South Hadley Town Meeting is held on Wednesday, May 11, 2022.
South Hadley Town Meeting is held on Wednesday, May 11, 2022. Credit: STAFF PHOTO/DUSTY CHRISTENSEN

SOUTH HADLEY — For the past two years, Town Meeting in South Hadley has featured some peculiarities due to the COVID-19 pandemic.

In 2020, members held red or green paddles out of their car windows to vote in a drive-in format. In an outdoor 2021 meeting, the sprinkler system went off right next to the table with audio-visual technology on it.

“Moments we’ll never forget, as hard as I try,” Town Meeting Moderator John Hine said to laughter Wednesday evening in the South Hadley High School auditorium, where the town returned to a mostly normal Town Meeting.

The meeting moved fairly quickly, with all 18 articles passing by wide margins. Though some members criticized increases to the town’s police budget, arguing some of that money should be reallocated to education or other town services, the $51.87 million operating budget passed 79 to 12.

The budget included a $1.15 million increase to the school department’s budget — mostly a result of new funding from the Student Opportunity Act. The money will help the district hire a director of health services, provide more funding for vocational students and hire more adjustment counselors during a continuing mental health crisis for young people, Business Administrator Jennifer Voyik told Town Meeting.
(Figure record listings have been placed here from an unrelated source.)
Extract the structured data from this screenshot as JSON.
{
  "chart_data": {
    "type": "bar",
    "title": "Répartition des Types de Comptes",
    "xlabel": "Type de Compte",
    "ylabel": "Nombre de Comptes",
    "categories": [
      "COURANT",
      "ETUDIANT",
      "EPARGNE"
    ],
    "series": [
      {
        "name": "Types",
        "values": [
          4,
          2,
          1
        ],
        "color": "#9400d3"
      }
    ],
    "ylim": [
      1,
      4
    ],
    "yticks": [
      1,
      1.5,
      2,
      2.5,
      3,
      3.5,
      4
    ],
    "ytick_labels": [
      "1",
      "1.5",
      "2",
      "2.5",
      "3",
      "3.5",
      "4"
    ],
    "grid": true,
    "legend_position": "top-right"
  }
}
Town Meeting members also passed some $2.24 million in capital spending. The spending includes $1.67 million in unreserved free cash to us many projects, including $675,000 for drainage and HVAC work at the high school, $124,000 for police vehicles, $85,000 for a van for the Council on Aging, $65,000 for the removal of the Queensville Dam, $90,000 for repairs to the Police Department roof, another $132,000 for that building’s HVAC system and more.

The town also created its first-ever Human Rights Commission, passed a new master plan praised by some as a metric-driven guide for the town’s future, and fixed stormwater management bylaws to be in compliance with state law.

The meeting briefly crawled to a halt, though, on the last article of the night: a bylaw to allow and regulate mobile food vendors in town, such as food trucks.

“Without a bylaw, we’ve often had to say no and we don’t want to do that,” Town Administrator Lisa Wong said about bringing food trucks to town.

Two Town Meeting members proposed amendments to the bylaw, related to how such mobile operations would be regulated. After some debate, both failed and the bylaw ultimately passed 65 to 22.